Crown Castle has stated that Dish Wireless has defaulted on its payment obligations to the tower operator.
As such, Crown Castle confirmed it has terminated its wireless infrastructure agreement with EchoStar subsidiary, Dish.
The announcement comes amid a public spat between the two companies after Dish said it was pushing to exit its leasing agreement with Crown Castle, following EchoStar’s decision to sell $40 billion of spectrum to AT&T and SpaceX.
According to Dish, it was forced to push through the sales by the Federal Communications Commission (FCC), and because of this, Dish sent two notices to Crown Castle informing the tower company that the sale of spectrum means its Master Leasing Agreement (MLA) and Master Product Agreement (MPA) held with the company “constituted force majeure.”
In response, Crown Castle filed a lawsuit against Dish.
Pay up, says Crown
In a statement this week, Crown Castle said that Dish is still obligated to pay the company $3.5 billion following the termination of the contract.
“Crown Castle and many other American businesses helped Dish and its parent company, EchoStar, build its wireless communications network with the expectation that it would provide a meaningful service to Americans and help the US continue to lead in wireless,” said Crown Castle in a statement.
“After Dish’s parent company, EchoStar, announced last summer that it was selling public spectrum licenses to AT&T and SpaceX, Dish notified Crown Castle and other partners in September 2025 that it was discontinuing its network business. Dish further asserted that due to actions taken by the Federal Communications Commission (FCC), Dish believed it was no longer required to honor remaining contractual obligations to those businesses and workers who built and supported its business.”
Crown Castle said that Dish initially continued to make its required payments before defaulting on its obligations under the agreement with Crown Castle. “In an effort to protect its shareholders, Crown Castle exercised its right to terminate the agreement and to recover in excess of $3.5 billion in remaining payments owed,” added Crown Castle.

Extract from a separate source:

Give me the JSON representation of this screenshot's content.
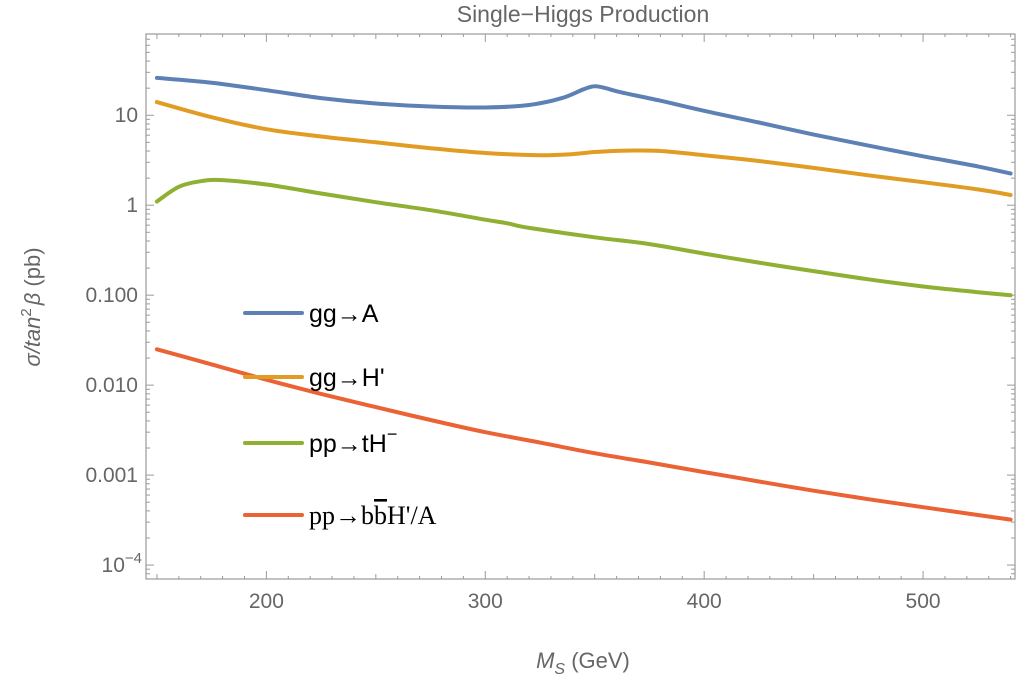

The company said that although it’s supportive of AT&T and SpaceX acquiring the spectrum, Crown Castle stated that “we will do everything we can to enforce our rights under our agreement with Dish and keep Dish to its word.”
“Dish is refusing to pay the American workers and businesses it used to build its network and meet the minimum FCC coverage requirements necessary to retain its spectrum licenses — an American public resource. Now those same spectrum licenses are being sold for more than $40 billion,” concluded the statement.
Crown Castle is the second tower company to file a lawsuit against Dish over leasing agreements in recent months, following American Tower’s decision to sue Dish for trying to get out of its long-term contract.
In late August, AT&T announced it would pay $23 billion to EchoStar to acquire approximately 30 MHz of nationwide 3.45 GHz mid-band spectrum and roughly 20 MHz of nationwide 600 MHz low-band spectrum for around $23bn in an all-cash transaction.
Just two weeks later, Elon Musk’s SpaceX struck a $17 billion deal to snap up EchoStar’s AWS-4 (Advanced Wireless Spectrum) and H-block spectrum licenses.
Dish and Crown Castle signed an MLA back in 2020, giving Dish access to lease space on 20,000 of Crown Castle’s cell towers as part of EchoStar’s plans to build out a 5G network to cover 70 percent of the US population.
Crown Castle owns, operates, and leases approximately 40,000 cell towers across the US.
The tower operator said that it doesn’t expect the contract termination to impact Crown Castle’s full-year 2025 results.